Impact of thromboplastin reagents on monitoring INR in a patient with triple-positive antiphospholipid syndrome: a case report.

INTRODUCTION

Antiphospholipid syndrome (APS) is an autoimmune disease characterized by a hypercoagulable state and recurrent thromboembolism (TE). Patients with triple-positive antiphospholipid antibodies (APAs) are at the highest risk of TE. As standard treatment for these patients, oral anticoagulation therapy (OAT) with vitamin K antagonists (VKAs) is widely used, but inaccurate International Normalized Ratio (INR) measurement due to APA interference can complicate monitoring.

CASE

Here we report the case of a 19-year-old male patient, with a history of submassive pulmonary embolism at the age of 13. Thrombophilia investigations confirmed type II antithrombin deficiency (Budapest 3 heterozygous) combined with triple-positive APS. He received sustained VKA (warfarin) therapy, but his INR values showed strikingly different results when monitored in two different laboratories (INR 3-4 vs. INR >8 on multiple occasions). Therefore, we aimed to investigate the impact of different thromboplastin reagents on INR values in this triple-positive APS patient receiving VKA therapy. INR measurements were performed using animal-derived (rabbit brain-derived) and recombinant thromboplastins. The effect of purified patient IgG concentrates was examined on INR values using antiphospholipid antibody-negative plasma mixtures. Chromogenic FXa activity (CFXa) was also measured to assess the true anticoagulant effect of VKA.

CONCLUSIONS

INR values measured using recombinant thromboplastin reagent were consistently higher and less reliable in high APA-titer conditions compared to rabbit brain-derived reagent.
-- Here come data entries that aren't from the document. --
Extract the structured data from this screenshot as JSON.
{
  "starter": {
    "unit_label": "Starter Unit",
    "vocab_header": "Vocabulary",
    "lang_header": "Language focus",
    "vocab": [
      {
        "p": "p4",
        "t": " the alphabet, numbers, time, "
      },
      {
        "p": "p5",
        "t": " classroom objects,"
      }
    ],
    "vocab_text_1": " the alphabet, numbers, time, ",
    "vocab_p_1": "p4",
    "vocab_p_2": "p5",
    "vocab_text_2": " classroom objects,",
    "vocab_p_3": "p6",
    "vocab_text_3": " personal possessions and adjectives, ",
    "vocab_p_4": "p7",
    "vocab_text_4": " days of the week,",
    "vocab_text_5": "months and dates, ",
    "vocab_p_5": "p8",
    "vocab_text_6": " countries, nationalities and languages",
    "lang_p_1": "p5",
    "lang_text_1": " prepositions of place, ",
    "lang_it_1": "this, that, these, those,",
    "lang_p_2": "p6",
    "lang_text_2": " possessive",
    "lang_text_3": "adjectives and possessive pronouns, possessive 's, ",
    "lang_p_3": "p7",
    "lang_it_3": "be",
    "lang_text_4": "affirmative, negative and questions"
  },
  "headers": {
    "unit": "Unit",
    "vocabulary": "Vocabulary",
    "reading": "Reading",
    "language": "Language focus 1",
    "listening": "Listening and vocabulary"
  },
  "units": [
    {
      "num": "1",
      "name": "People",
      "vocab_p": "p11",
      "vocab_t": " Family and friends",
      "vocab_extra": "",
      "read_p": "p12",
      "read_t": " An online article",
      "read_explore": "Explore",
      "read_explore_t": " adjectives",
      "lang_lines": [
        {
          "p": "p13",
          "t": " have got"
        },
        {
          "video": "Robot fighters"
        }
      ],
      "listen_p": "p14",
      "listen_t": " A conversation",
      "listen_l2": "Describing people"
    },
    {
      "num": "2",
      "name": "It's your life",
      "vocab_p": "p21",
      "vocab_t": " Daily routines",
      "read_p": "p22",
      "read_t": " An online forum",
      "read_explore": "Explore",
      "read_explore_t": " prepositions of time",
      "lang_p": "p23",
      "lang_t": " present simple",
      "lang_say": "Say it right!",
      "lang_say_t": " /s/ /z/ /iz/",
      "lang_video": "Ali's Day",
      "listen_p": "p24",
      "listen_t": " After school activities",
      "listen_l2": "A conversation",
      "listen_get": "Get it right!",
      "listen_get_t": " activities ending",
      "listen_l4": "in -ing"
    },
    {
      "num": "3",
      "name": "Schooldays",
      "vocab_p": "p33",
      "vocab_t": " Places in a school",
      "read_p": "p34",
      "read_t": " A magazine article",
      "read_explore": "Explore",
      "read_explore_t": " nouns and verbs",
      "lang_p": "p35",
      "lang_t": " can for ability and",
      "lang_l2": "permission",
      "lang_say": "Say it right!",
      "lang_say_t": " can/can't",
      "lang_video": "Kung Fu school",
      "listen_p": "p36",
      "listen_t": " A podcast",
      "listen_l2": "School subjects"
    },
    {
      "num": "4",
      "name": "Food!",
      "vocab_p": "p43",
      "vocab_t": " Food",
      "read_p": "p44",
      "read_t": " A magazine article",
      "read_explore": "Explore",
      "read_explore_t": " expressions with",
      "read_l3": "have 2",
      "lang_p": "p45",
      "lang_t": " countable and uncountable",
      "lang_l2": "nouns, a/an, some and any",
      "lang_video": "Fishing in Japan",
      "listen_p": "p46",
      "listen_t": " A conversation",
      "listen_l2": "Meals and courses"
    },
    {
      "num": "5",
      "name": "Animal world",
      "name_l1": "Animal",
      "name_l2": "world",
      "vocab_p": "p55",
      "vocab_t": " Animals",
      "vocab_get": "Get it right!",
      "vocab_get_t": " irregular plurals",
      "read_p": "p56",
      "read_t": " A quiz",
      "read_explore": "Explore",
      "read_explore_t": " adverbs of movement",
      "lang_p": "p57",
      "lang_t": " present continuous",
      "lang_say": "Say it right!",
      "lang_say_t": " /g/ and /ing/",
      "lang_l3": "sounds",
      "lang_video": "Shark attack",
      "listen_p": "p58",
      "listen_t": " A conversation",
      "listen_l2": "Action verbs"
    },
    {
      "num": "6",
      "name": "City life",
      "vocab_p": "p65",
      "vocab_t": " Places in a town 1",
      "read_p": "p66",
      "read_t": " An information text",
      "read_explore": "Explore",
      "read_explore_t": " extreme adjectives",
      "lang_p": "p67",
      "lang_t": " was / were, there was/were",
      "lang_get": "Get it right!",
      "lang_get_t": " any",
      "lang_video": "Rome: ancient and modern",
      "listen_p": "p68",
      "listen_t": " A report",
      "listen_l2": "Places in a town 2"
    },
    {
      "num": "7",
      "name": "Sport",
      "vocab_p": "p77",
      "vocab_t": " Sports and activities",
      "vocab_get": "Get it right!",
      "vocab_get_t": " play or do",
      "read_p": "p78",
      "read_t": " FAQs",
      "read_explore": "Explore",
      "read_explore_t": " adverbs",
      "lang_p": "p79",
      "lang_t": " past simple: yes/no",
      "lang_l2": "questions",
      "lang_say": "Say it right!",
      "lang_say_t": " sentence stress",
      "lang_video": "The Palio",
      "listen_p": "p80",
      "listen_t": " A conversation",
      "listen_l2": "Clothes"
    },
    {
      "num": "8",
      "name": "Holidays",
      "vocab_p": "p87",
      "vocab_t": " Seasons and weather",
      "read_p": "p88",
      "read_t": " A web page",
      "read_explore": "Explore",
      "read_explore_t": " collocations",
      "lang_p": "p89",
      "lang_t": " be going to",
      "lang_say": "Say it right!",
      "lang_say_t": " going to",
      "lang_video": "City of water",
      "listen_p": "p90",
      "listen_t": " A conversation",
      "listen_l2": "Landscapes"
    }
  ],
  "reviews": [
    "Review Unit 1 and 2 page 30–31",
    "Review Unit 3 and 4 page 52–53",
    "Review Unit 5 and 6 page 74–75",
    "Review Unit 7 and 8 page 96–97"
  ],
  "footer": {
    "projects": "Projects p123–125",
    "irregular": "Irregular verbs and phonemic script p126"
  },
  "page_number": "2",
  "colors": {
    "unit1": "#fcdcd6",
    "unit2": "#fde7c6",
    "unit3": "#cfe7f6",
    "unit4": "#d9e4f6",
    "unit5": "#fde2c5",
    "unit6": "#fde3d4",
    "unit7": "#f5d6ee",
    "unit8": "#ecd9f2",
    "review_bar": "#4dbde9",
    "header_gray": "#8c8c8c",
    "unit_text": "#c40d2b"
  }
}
CFXa results were more consistent with INR values obtained using rabbit brain-derived thromboplastin. Rabbit brain-derived thromboplastin, less sensitive to APA interference, provided reliable INR monitoring for this high-risk patient. We recommend choosing thromboplastin reagents without interference to APAs, to optimize OAT monitoring in similar cases of patients with high APA-titers.